As for the "perfect" male English-speaking voice, I've read that that would be a combination of Jeremy Irons and the late Alan Rickman. With Judi Dench being among those with the "perfect" female voice. Then there are those actors (such as Rupert Penry-Jones, Samuel West, and Jeremy Irons) who also do narration. Really listen to them sometime. Each syllable is given its due. Their speech is slow, precise, crisp, beautifully articulated. No slurring rush about any of it. It's a pleasure to listen to. The tone color and resonance of a voice is also highly important. Sorry to say, I hear a lot of too-high, little girl voices by women (Americans, often) who, to my mind, might do well to re-see Singing in the Rain--which was all about using a well-modulated voice (Debbie Reynolds's) to dub over the story-line's leading lady's laughable pitch and pronunciation.

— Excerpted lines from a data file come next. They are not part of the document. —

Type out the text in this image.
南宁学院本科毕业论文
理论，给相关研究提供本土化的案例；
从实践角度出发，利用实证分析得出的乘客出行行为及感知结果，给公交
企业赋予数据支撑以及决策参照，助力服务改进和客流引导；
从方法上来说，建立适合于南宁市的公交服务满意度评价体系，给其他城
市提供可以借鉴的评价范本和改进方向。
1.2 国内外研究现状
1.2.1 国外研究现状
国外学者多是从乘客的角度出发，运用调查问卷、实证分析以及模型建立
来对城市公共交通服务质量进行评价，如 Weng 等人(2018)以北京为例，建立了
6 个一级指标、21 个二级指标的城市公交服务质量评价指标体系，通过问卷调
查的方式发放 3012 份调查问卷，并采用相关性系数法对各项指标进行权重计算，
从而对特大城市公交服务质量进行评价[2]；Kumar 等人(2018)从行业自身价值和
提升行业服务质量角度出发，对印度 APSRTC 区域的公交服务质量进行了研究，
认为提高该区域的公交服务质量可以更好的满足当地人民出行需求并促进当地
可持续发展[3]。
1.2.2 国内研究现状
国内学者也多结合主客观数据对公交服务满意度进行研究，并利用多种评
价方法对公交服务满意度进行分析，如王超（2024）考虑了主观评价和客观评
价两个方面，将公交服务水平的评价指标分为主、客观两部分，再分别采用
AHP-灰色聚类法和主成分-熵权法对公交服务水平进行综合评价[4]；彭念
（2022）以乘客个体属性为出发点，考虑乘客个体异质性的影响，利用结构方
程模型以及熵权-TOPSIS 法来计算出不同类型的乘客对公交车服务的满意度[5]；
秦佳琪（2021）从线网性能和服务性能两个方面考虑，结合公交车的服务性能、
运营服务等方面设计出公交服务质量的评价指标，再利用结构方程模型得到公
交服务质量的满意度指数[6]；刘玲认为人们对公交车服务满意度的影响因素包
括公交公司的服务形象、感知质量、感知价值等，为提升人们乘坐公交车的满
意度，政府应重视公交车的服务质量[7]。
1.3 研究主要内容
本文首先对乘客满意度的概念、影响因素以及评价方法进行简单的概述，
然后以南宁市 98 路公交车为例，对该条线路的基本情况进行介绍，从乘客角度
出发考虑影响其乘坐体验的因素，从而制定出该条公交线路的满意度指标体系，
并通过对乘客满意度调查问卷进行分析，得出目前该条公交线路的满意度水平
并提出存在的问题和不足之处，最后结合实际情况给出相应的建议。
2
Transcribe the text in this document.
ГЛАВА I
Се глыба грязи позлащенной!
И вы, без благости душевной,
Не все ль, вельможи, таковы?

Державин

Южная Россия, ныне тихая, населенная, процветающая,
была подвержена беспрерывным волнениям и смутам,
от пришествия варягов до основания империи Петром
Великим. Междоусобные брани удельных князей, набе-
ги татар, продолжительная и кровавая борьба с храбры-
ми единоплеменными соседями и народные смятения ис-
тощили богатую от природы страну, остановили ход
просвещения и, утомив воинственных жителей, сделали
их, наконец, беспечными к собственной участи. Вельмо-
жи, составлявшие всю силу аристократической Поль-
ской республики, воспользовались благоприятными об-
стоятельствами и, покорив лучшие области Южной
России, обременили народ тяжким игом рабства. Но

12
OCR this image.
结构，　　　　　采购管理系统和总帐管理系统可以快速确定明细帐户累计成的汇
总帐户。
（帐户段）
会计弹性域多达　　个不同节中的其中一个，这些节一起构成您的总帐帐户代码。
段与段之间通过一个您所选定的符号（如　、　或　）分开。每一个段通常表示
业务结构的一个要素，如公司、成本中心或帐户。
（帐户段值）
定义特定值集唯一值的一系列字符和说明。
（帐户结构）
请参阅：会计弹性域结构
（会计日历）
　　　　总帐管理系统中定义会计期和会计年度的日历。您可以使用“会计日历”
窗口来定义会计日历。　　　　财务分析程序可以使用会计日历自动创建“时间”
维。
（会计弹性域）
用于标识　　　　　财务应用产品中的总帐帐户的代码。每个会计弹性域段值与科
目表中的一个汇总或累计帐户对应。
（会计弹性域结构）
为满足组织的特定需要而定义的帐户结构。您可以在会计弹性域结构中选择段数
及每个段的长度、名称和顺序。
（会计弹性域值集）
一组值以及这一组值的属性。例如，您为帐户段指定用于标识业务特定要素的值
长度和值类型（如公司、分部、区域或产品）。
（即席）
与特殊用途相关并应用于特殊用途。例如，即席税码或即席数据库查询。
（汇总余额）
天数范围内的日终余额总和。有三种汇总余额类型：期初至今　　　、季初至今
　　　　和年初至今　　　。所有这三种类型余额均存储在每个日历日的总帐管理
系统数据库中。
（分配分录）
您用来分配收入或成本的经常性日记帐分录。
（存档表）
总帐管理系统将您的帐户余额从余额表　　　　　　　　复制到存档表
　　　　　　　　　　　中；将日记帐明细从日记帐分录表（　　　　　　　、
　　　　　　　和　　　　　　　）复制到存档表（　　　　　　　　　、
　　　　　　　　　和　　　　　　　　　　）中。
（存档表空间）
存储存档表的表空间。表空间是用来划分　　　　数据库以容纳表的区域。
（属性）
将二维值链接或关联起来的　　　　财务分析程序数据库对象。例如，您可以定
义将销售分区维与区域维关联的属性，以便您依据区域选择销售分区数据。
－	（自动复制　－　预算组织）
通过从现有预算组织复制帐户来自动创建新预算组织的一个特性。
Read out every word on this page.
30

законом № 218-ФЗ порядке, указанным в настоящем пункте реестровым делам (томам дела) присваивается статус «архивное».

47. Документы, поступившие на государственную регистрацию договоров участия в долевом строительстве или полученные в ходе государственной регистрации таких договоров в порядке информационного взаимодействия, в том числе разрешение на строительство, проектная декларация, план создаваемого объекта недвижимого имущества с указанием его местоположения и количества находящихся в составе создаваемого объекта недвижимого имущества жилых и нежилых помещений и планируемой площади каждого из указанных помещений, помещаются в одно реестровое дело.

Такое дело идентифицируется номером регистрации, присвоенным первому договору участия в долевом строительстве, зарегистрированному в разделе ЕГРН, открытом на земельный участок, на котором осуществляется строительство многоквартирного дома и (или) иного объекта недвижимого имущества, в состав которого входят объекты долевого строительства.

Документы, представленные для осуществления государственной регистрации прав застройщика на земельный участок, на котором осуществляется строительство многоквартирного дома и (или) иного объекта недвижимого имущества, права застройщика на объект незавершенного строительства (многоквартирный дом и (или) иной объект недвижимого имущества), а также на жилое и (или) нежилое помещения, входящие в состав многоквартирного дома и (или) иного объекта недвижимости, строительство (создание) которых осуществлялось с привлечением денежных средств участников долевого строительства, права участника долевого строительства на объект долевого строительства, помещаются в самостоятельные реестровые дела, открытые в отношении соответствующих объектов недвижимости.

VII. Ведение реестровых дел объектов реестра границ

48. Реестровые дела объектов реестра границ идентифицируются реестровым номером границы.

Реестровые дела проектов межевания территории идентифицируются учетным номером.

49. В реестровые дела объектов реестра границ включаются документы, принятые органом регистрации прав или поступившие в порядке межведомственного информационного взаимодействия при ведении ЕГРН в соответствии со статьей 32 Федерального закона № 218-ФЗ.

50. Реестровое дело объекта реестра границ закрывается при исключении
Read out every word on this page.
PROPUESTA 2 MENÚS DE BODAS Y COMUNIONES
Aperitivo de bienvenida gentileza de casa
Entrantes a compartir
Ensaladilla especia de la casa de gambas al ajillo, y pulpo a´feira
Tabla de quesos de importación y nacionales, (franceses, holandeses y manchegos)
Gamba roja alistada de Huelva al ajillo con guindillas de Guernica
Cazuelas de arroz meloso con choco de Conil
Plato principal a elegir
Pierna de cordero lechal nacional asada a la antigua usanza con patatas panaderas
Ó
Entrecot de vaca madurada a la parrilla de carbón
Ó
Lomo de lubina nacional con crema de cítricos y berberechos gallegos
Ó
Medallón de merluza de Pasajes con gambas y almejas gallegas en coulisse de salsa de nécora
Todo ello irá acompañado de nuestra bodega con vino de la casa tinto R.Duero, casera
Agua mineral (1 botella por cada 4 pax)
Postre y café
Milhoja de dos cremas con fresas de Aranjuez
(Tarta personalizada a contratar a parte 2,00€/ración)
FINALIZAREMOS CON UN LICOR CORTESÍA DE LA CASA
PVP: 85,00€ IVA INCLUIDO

So (getting back to the subject) what did Lauren, Richard, and Kenneth do to deepen their voices or change their regional speech? Or, what did their directors or voice coaches have them do? For two--Lauren and Richard--the hills became alive with the sound of Shakespeare as they shouted out verses (it is said) for "hours at a time." Whereas Kenneth turned to something called Received Pronunciation. Or RP for short. He was born Northern Irish but, at age 9, moved with his family to England where he is said to have acquired RP in order to stop being bullied about his accent.
So what is Received Pronunciation? It's something like a BBC-tinted English-language pronunciation based on educated speech reflecting an upper middle-class status. It is clear and precise. Short vowels, not drawn-out drawls. Enunciation. Taking time to speak, not rushing it. It is not "a royal accent" as the royals are said to have their own way of speaking. It is thought of as neutral, not reflecting the speaker's geographical origins. Anthony Hopkins, for instance, is a Welshman (as was Burton) but did not play Lear with a Welsh accent. He and other Shakespearean actors and actresses--unless, say, they were playing Dogberry in Much Ado About Nothing--used RP or something akin. Dame Eileen Aitkens, who spoke with a Cockney accent as a child, switched to RP when beginning her work in the theater. I read somewhere that she said that one's native regional accent would not do for the theater's great roles.
As for RP, I guess one could conclude by calling it something of an Oxbridge style. It is also said to be Bond's accent, the 007 guy.
Getting back to the most pleasing English-speaking male voices, those would include Ronald Colman, Jack Hawkins, Pierce Brosnan, Burton, Hopkins, Irons, and Rickman. Female speaking voices would include the great ladies: Julie, Maggie, Judi, and Helen.
Finally, speaking of Alan Rickman, listen to his reading of Shakespeare's Sonnet 130. It's amazingly beautiful. (If for some reason it does not come up here, Google it.)